CLI entry point for running evaluations.
This function parses command line arguments and executes evaluations.
It does not take parameters directly - all configuration is passed through CLI arguments.
CLI Arguments:
--eval_type: Type of evaluation to run (such as "mmlu_pro", "gpqa_diamond")
--model_id: Model identifier (such as "meta/llama-3.1-8b-instruct")
--model_url: API endpoint URL (such as "https://integrate.api.NVIDIA.com/v1/chat/completions" for chat endpoint type)
--model_type: Endpoint type ("chat", "completions", "vlm", "embedding")

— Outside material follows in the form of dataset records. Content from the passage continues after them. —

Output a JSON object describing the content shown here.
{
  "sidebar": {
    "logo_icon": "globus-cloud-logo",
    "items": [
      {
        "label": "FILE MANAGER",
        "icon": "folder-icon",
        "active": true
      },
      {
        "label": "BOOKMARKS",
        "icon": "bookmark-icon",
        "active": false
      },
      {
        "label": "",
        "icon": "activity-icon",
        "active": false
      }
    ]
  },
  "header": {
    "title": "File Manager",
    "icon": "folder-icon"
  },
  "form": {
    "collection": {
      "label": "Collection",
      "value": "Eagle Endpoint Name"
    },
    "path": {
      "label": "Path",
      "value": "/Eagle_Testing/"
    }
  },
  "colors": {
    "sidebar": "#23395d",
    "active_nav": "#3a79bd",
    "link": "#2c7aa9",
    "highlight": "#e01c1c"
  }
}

--api_key_name: Environment variable name for API key integration with endpoints (optional)
--output_dir: Output directory for results
--run_config: Path to YAML Run Configuration file (optional)
--overrides: Comma-separated dot-style parameter overrides (optional)
--dry_run: Show rendered config without running (optional)
--debug: Enable debug logging (optional, deprecated, use NV_LOG_LEVEL=DEBUG env var)
Usage:
run_eval() # Parses sys.argv automatically
"""
Note
The run_eval() function is designed as a CLI entry point. For programmatic usage, use the underlying configuration objects and the evaluate() function directly.
evaluate#
The core evaluation function for programmatic usage.
from nemo_evaluator.core.evaluate import evaluate
from nemo_evaluator.api.api_dataclasses import EvaluationConfig, EvaluationTarget
def evaluate(
eval_cfg: EvaluationConfig,
target_cfg: EvaluationTarget
) -> EvaluationResult:
"""
Run an evaluation using configuration objects.
Args:
eval_cfg: Evaluation configuration object
target_cfg: Target configuration object
Returns:
EvaluationResult: Evaluation results and metadata
"""
Example Programmatic Usage:
from nemo_evaluator.core.evaluate import evaluate
from nemo_evaluator.api.api_dataclasses import (
EvaluationConfig,
EvaluationTarget,
ConfigParams,
ApiEndpoint
)
# Create evaluation configuration
eval_config = EvaluationConfig(
type="simple_evals.mmlu_pro",
output_dir="./results",
params=ConfigParams(
limit_samples=100,
temperature=0.1
)
)
# Create target configuration
target_config = EvaluationTarget(
api_endpoint=ApiEndpoint(
url="https://integrate.api.NVIDIA.com/v1/chat/completions",
model_id="meta/llama-3.1-8b-instruct",
type="chat",
api_key="MY_API_KEY" # Name of the environment variable that stores api_key
)
)
# Run evaluation
result = evaluate(eval_config, target_config)
Data Structures#
EvaluationConfig#
Configuration for evaluation runs, defined in api_dataclasses.py.
from nemo_evaluator.api.api_dataclasses import EvaluationConfig
class EvaluationConfig:
"""Configuration for evaluation runs."""
type: str # Type of evaluation - benchmark to be run
output_dir: str # Output directory
params: str # parameter overrides
EvaluationTarget#
Target configuration for API endpoints, defined in api_dataclasses.py.
from nemo_evaluator.api.api_dataclasses import EvaluationTarget, EndpointType
class EvaluationTarget:
"""Target configuration for API endpoints."""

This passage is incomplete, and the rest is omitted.